As it prepares to open a potentially game-changing exhibition about indigenous histories, a cutting-edge museum in Brazil has made a historical hire.
The Museu de Arte de São Paulo (MASP) has hired Sandra Benites as an adjunct curator for Brazilian art. Benites is Guarani Nhandewa, making her the first indigenous curator to be hired by a museum anywhere in Brazil. She has been working with MASP over the past several years as an adviser during the preparation of its forthcoming upcoming “Histórias Indígenas” exhibition, which will focus on various global indigenous art histories and is slated to open in 2021. As part of her appointment, Benites will be in charge of curating the section of the show that focuses on Brazilian art.
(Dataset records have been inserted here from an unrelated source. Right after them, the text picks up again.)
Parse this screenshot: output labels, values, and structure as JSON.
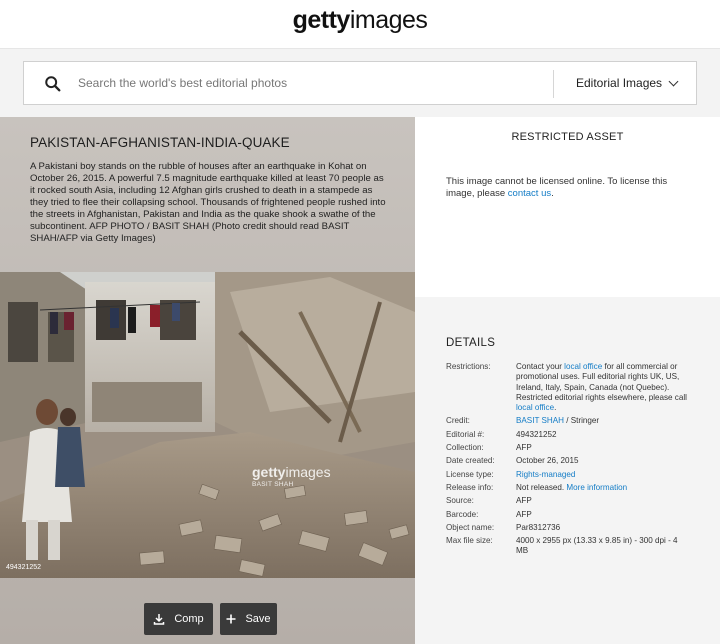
{
  "header": {
    "logo_bold": "getty",
    "logo_light": "images"
  },
  "search": {
    "placeholder": "Search the world's best editorial photos",
    "value": "",
    "type_label": "Editorial Images"
  },
  "image": {
    "headline": "PAKISTAN-AFGHANISTAN-INDIA-QUAKE",
    "caption": "A Pakistani boy stands on the rubble of houses after an earthquake in Kohat on October 26, 2015. A powerful 7.5 magnitude earthquake killed at least 70 people as it rocked south Asia, including 12 Afghan girls crushed to death in a stampede as they tried to flee their collapsing school. Thousands of frightened people rushed into the streets in Afghanistan, Pakistan and India as the quake shook a swathe of the subcontinent. AFP PHOTO / BASIT SHAH (Photo credit should read BASIT SHAH/AFP via Getty Images)",
    "id_overlay": "494321252",
    "watermark_bold": "getty",
    "watermark_light": "images",
    "watermark_credit": "BASIT SHAH"
  },
  "actions": {
    "comp_label": "Comp",
    "save_label": "Save"
  },
  "restricted": {
    "title": "RESTRICTED ASSET",
    "message": "This image cannot be licensed online. To license this image, please ",
    "link": "contact us",
    "end": "."
  },
  "details": {
    "title": "DETAILS",
    "restrictions_label": "Restrictions:",
    "restrictions_a": "Contact your ",
    "restrictions_link1": "local office",
    "restrictions_b": " for all commercial or promotional uses. Full editorial rights UK, US, Ireland, Italy, Spain, Canada (not Quebec). Restricted editorial rights elsewhere, please call ",
    "restrictions_link2": "local office",
    "restrictions_c": ".",
    "credit_label": "Credit:",
    "credit_link": "BASIT SHAH",
    "credit_rest": " / Stringer",
    "rows": [
      {
        "label": "Editorial #:",
        "value": "494321252"
      },
      {
        "label": "Collection:",
        "value": "AFP"
      },
      {
        "label": "Date created:",
        "value": "October 26, 2015"
      }
    ],
    "license_label": "License type:",
    "license_link": "Rights-managed",
    "release_label": "Release info:",
    "release_value": "Not released. ",
    "release_link": "More information",
    "rows2": [
      {
        "label": "Source:",
        "value": "AFP"
      },
      {
        "label": "Barcode:",
        "value": "AFP"
      },
      {
        "label": "Object name:",
        "value": "Par8312736"
      },
      {
        "label": "Max file size:",
        "value": "4000 x 2955 px (13.33 x 9.85 in) - 300 dpi - 4 MB"
      }
    ]
  }
}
“The project of the exhibition ‘Histórias Indígenas’ at MASP is very important to awake indigenous memories, since most of them have been asleep,” Benites said in a statement. “When we speak about histories, we speak about ancestral knowledge, and the objective here is to tell these histories from an indigenous perspective about ‘ywy rupa’, which is the Guarani notion of territoriality.”
“Histórias Indígenas,” which recently received a share of the $250,000 Sotheby’s Prize, is part of the museum’s ongoing “Histórias” series, which was started in 2016 as part of artistic director Adriano Pedrosa’s vision for the museum. Programming related to each “Histórias” exhibition begins several years ahead of its run with two-day international preparatory conferences in which scholars present research that later forms the basis of the anthology-like catalogues that MASP publishes for each exhibition.
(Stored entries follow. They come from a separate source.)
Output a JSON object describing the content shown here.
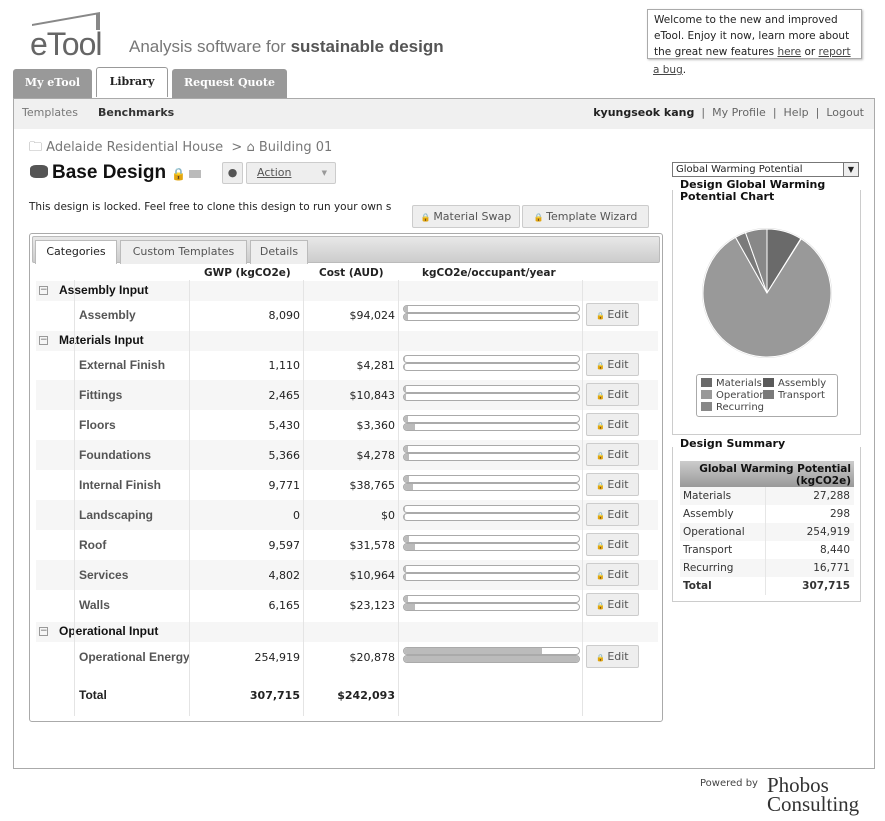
{
  "brand": {
    "logo": "eTool",
    "tagline_plain": "Analysis software for ",
    "tagline_bold": "sustainable design"
  },
  "welcome": {
    "text": "Welcome to the new and improved eTool. Enjoy it now, learn more about the great new features ",
    "here": "here",
    "or": " or ",
    "report": "report",
    "bug": "a bug",
    "period": "."
  },
  "tabs": [
    {
      "label": "My eTool"
    },
    {
      "label": "Library"
    },
    {
      "label": "Request Quote"
    }
  ],
  "subnav": {
    "templates": "Templates",
    "benchmarks": "Benchmarks"
  },
  "user": {
    "name": "kyungseok kang",
    "profile": "My Profile",
    "help": "Help",
    "logout": "Logout",
    "sep": "|"
  },
  "breadcrumb": {
    "project": "Adelaide Residential House",
    "sep": ">",
    "building": "Building 01"
  },
  "design": {
    "title": "Base Design",
    "action": "Action",
    "locked_msg": "This design is locked. Feel free to clone this design to run your own s",
    "material_swap": "Material Swap",
    "template_wizard": "Template Wizard"
  },
  "inner_tabs": [
    {
      "label": "Categories"
    },
    {
      "label": "Custom Templates"
    },
    {
      "label": "Details"
    }
  ],
  "columns": {
    "gwp": "GWP (kgCO2e)",
    "cost": "Cost (AUD)",
    "bar": "kgCO2e/occupant/year"
  },
  "edit_label": "Edit",
  "groups": [
    {
      "name": "Assembly Input",
      "rows": [
        {
          "name": "Assembly",
          "gwp": "8,090",
          "cost": "$94,024",
          "gwp_pct": 2,
          "cost_pct": 2
        }
      ]
    },
    {
      "name": "Materials Input",
      "rows": [
        {
          "name": "External Finish",
          "gwp": "1,110",
          "cost": "$4,281",
          "gwp_pct": 0.5,
          "cost_pct": 0.5
        },
        {
          "name": "Fittings",
          "gwp": "2,465",
          "cost": "$10,843",
          "gwp_pct": 1,
          "cost_pct": 1
        },
        {
          "name": "Floors",
          "gwp": "5,430",
          "cost": "$3,360",
          "gwp_pct": 2,
          "cost_pct": 6
        },
        {
          "name": "Foundations",
          "gwp": "5,366",
          "cost": "$4,278",
          "gwp_pct": 2,
          "cost_pct": 3
        },
        {
          "name": "Internal Finish",
          "gwp": "9,771",
          "cost": "$38,765",
          "gwp_pct": 3,
          "cost_pct": 5
        },
        {
          "name": "Landscaping",
          "gwp": "0",
          "cost": "$0",
          "gwp_pct": 0,
          "cost_pct": 0
        },
        {
          "name": "Roof",
          "gwp": "9,597",
          "cost": "$31,578",
          "gwp_pct": 3,
          "cost_pct": 6
        },
        {
          "name": "Services",
          "gwp": "4,802",
          "cost": "$10,964",
          "gwp_pct": 1,
          "cost_pct": 1
        },
        {
          "name": "Walls",
          "gwp": "6,165",
          "cost": "$23,123",
          "gwp_pct": 2,
          "cost_pct": 6
        }
      ]
    },
    {
      "name": "Operational Input",
      "rows": [
        {
          "name": "Operational Energy",
          "gwp": "254,919",
          "cost": "$20,878",
          "gwp_pct": 79,
          "cost_pct": 100
        }
      ]
    }
  ],
  "total": {
    "label": "Total",
    "gwp": "307,715",
    "cost": "$242,093"
  },
  "side": {
    "selector": "Global Warming Potential",
    "chart_title": "Design Global Warming Potential Chart",
    "summary_title": "Design Summary",
    "summary_header": "Global Warming Potential (kgCO2e)"
  },
  "chart_data": {
    "type": "pie",
    "title": "Design Global Warming Potential Chart",
    "legend_placement": "bottom",
    "slices": [
      {
        "name": "Materials",
        "value": 27288,
        "color": "#6a6a6a"
      },
      {
        "name": "Assembly",
        "value": 298,
        "color": "#5a5a5a"
      },
      {
        "name": "Operational",
        "value": 254919,
        "color": "#999999"
      },
      {
        "name": "Transport",
        "value": 8440,
        "color": "#7a7a7a"
      },
      {
        "name": "Recurring",
        "value": 16771,
        "color": "#888888"
      }
    ]
  },
  "summary": [
    {
      "label": "Materials",
      "value": "27,288"
    },
    {
      "label": "Assembly",
      "value": "298"
    },
    {
      "label": "Operational",
      "value": "254,919"
    },
    {
      "label": "Transport",
      "value": "8,440"
    },
    {
      "label": "Recurring",
      "value": "16,771"
    },
    {
      "label": "Total",
      "value": "307,715"
    }
  ],
  "footer": {
    "powered": "Powered by",
    "company1": "Phobos",
    "company2": "Consulting"
  }
}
“There’ve been more exhibitions dedicated to Indigenous art over the past five years—it’s something you wouldn’t have seen 10 years ago,” Pedrosa told ARTnews. “This is the context of how someone like Sandra coming to MASP becomes a key moment. It’s a turning point—it raises the bar for other institutions to rethink who they should be working with.”
Benites spoke at both the 2017 and 2019 conferences for “Histórias Indígenas,” and will present in the final one, scheduled for July, as well as the upcoming one in February for “Histórias da Dança.” She has also been critical in advising the curatorial teams on the indigenous artists in this year’s “Histórias feministas” and next year’s “Histórias da Dança,” not only suggesting artists and work to include in the show but also providing “feedback on how to present these works,” according to Pedrosa, who said that at MASP it has become a priority to bring “Indigenous art and culture into the museum, across the board.”
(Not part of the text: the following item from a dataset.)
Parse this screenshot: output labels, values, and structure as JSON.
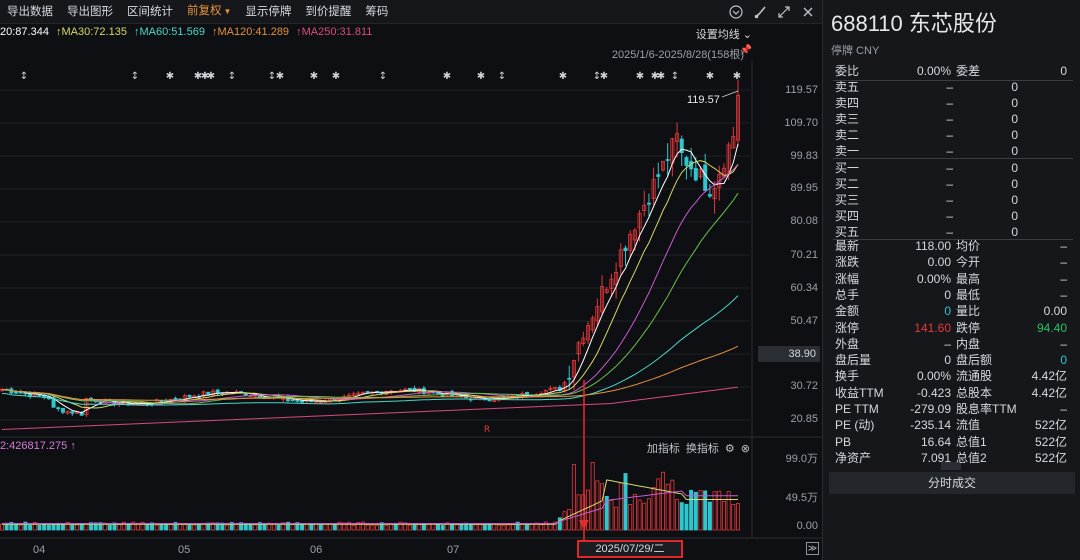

Benites is currently a doctoral candidate in social anthropology at the Universidade Federal do Rio de Janeiro, and she organized the large-scale exhibition “Dja Guata Porã: Rio de Janeiro Indígena” at the Museu de Arte do Rio in 2017, which Pedrosa called “pioneering,” in that it was the first time an indigenous curator had been invited to organize an exhibition at a major institution in Brazil. Prior to working as a curator, Benites focused on indigenous education, working with the Guarani community in the coastal city of Aracruz, Espírito Santo for eight years.